Quel serait le but d’écrire un roman, une nouvelle, une fiction à la place de ces chroniques interminables, sinon faire une pause dans cette continuité ? C’est ce qui me vient en premier lieu.

Inventer une histoire, un ou plusieurs personnages, les mettre en scène, éviter les digressions, s’appuyer essentiellement sur l’action, n’utiliser les descriptions que dans le but de renforcer ces actions et ces personnages, l’histoire.

Toute une économie de moyens à laquelle il faudrait penser en amont de la première phrase, sinon il me semble que ce serait encore refaire la même chose que ce que je fais depuis trop longtemps, c’est-à-dire vouer l’écriture au hasard.

Autrement dit, faire un plan, créer des fiches tant pour chaque personnage que pour chaque lieu, se documenter, amasser du matériel afin d’en extraire quelques informations suffisamment précises pour créer un effet, une sensation de réalité, rendre un tel texte crédible, ne serait-ce d’abord qu’à soi-même. Comment surtout ordonner tout cela pour que je ne laisse pas tomber quelques jours après avoir commencé, comme je le fais si souvent ?

Quelle est la raison, l’intérêt qui ne deviendra pas ennui presque aussitôt commencé ?

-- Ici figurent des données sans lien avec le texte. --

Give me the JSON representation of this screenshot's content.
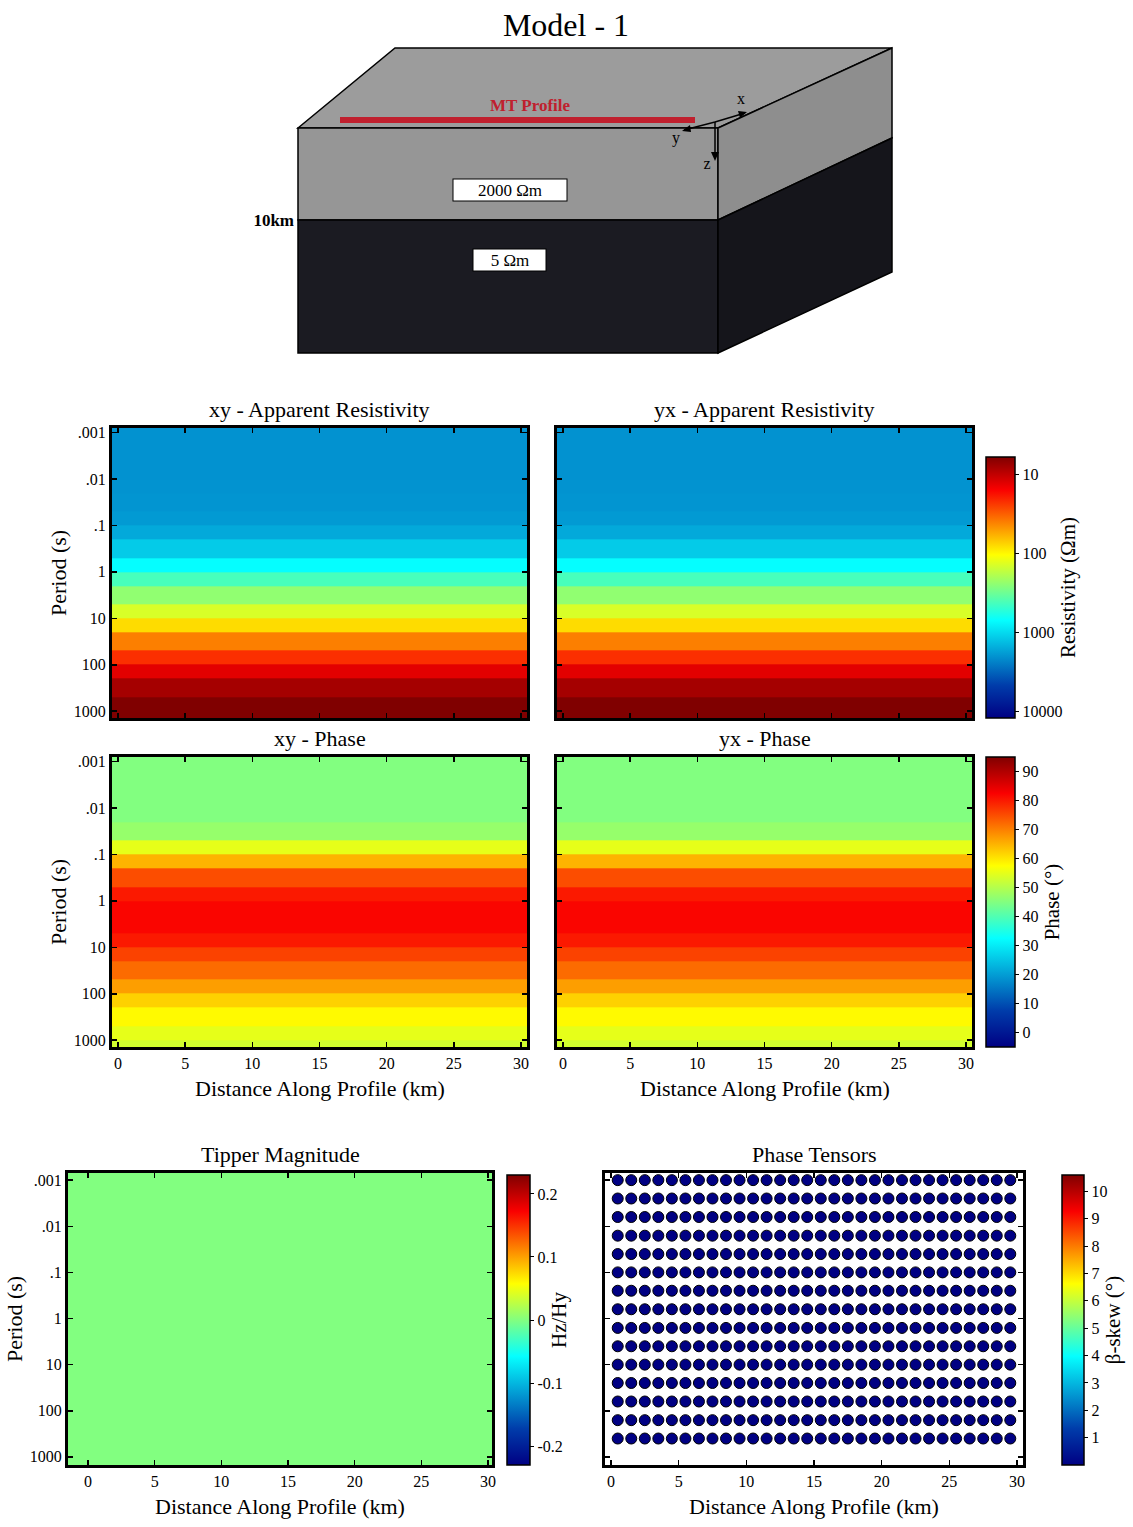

C’est-à-dire encore un projet qui m’incitera à conserver un point de vue différent de celui habituel, associé au même, à la répétition du même sous toutes ses coutures.

Dans ce que je comprends de mon intérêt pour les exercices de ces ateliers d’écriture, c’est l’usage de la fatigue pour briser une coquille, celle d’un œuf confortable, dans un premier temps, et à l’intérieur duquel on se complaît à écrire au fil de l’eau. Puis on se heurte rapidement à la coquille, on bute sur celle-ci, et l’écriture s’interrompt.

Il y a toujours un symptôme, un signe où l’on peut sentir cette interruption, et qui serait comme l’exploration d’un premier cercle de propos, d’idées toutes faites, de ce qui vient naturellement, sans effort. Des idées qui planent dans l’air du temps. Ce qui, à la relecture, crée une sensation désagréable de déjà-vu, de banalité ; même si la forme dans laquelle ces idées sont exprimées est élégante, précieuse, sophistiquée, etc.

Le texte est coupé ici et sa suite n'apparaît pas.